Simone Savogin nasce a Como il 18 febbraio 1980, si avvicina al mondo del leggio spinto da una forte passione per la regia e l’animazione. Direttore del doppiaggio dal 2007, si occupa anche di Poetry Slam. Il Poetry Slam è una competizione in cui i poeti si sfidano a suon di versi, Simone Savogin è stato campione italiano per ben tre volte di questa concorrenza. Per di più, ha partecipato in qualità di poeta alla nona edizione di Italia’s Got Talent riuscendo ad accedere alla finale e classificandosi al 4° posto.
Simone Savogin ha curato la direzione del doppiaggio di alcuni dei videogiochi più importanti del settore come God of War 2, God of War 3, Fable , Jak and Daxter: Una sfida senza confini, Ratchet & Clank – A spasso nel tempo, Infamous, Killzone 2, la serie di Uncharted, Alan Wake, Metro 2033, Batman: Arkham City, Batman: Arkham Origins, Batman: Arkham Knight, Resident Evil 6, Resident Evil 7, The Last of Us. Tra i titoli citati ha curato anche la parte inerente all’adattamento dei dialoghi.
Cosa ti ha spinto a entrare nel mondo del doppiaggio?
Sono entrato nel mondo del doppiaggio perché è una passione che avevo sin da piccolo, quando ho scoperto regia e animazione. Soprattutto quando ho scoperto che i film non nascessero in italiano ma che venissero reinterpretati da delle voci italiane. Questo elemento mi ha affascinato e mi ha portato ad apprezzare anche il lavoro di qualcuno che sta rendendo fruibile un prodotto. Ovviamente questa caratteristica può cambiare in peggio o in meglio un prodotto, ma comunque è un’arte che mi ha sempre affascinato. Mi attira il suono, la musica e la lingua. Quindi, il doppiaggio è sempre stato nella mia vita sin da piccolo.

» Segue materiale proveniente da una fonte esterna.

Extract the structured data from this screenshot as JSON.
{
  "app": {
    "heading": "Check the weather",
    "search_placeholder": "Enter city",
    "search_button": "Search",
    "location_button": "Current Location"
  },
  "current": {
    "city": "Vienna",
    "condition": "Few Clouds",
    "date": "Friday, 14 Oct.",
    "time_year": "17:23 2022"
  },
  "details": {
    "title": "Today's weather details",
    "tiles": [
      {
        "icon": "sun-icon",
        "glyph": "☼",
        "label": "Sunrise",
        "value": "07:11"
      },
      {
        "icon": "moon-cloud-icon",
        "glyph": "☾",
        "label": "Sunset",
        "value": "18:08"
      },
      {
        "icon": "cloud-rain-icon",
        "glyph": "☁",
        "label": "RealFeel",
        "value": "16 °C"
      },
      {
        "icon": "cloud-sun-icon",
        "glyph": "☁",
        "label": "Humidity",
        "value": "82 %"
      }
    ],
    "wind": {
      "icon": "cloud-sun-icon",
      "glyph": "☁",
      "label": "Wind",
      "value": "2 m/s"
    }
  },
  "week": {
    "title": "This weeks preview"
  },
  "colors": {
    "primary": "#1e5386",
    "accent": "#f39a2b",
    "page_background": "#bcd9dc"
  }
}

Hai avuto modo di dirigere decine tra i titoli più significativi del mondo videoludico, a quale sei più affezionato? Inoltre, qual è stato il più difficile a cui hai lavorato?
In più di 15 anni di lavoro in questo ambito posso dire che ho lavorato a un sacco di titoli validissimi. Ci sono dei franchise ai quali sono più affezionato perché mi hanno richiesto più lavoro rispetto ad altri. Questo porta a legarsi maggiormente ai titoli , ci sono videogiochi che non richiedono troppo sforzo e passano via come niente e diventano solo “lavoro”. I lavori in cui ti impegni di più, ti lasciano molto di più. Il lavoro più bello è stato una volta quando abbiamo coinvolto dei bambini. Ho apprezzato infinitamente il poter plasmare, insieme ai bambini, la loro immaginazione. Nonostante fosse un lavoro di doppiaggio e di Voice Acting, quindi i bambini dovevano seguire delle direttive, era bellissimo stare in sala con loro. Giocare a trovare il modo per recitare al meglio, era splendido. Ogni tanto la sala li impauriva o li frenava a volte li esaltava anche troppo. Quello è stato il lavoro più difficile ma che mi ha lasciato tantissimo. Lavorare con del materiale grezzo ti dà più soddisfazione. Il lavoro del direttore del doppiaggio è tantissimo di mediazione, magari un’attrice o un attore hanno delle idee e tu vuoi portarli su un’altra direzione. È complesso anche costruire delle sfumature adatte a un pubblico italiano per dei personaggi difficili già in originale. Si deve trovare sempre il modo di rendere fruibile al pubblico italiano qualcosa che non è tipico della nostra cultura o è totalmente alieno.
Quali sono i consigli che daresti a nuovi e aspiranti doppiatori?
Come sempre dico a chi vuole intraprendere una carriera da doppiatrice o doppiatore è: “non fatelo” (ironizza NdR). Nel doppiaggio siate voi stessi nel portare la vostra capacità e siate il più malleabili possibili. Non deve essere il personaggio che deve venire a voi, ma siete voi che dovete andare al personaggio. Incollarsi al personaggio è la cosa più importante. La più grande capacità di un doppiatore è l’ascolto. Bisogna sempre essere aperti all’ascolto o alla comprensione perché non bisogna mettere il proprio stampino su qualcosa che si vuole portare a sé. Bisogna essere al servizio del prodotto per rendersi il più invisibile possibile. La cosa più bella che si possa fare per un fonico, per un doppiatore e un direttore del doppiaggio è che lo spettatore non se ne accorga. Bisogna realizzare il lavoro più scivoloso possibile da illudere una persona tanto da fargli credere che non esista il doppiaggio.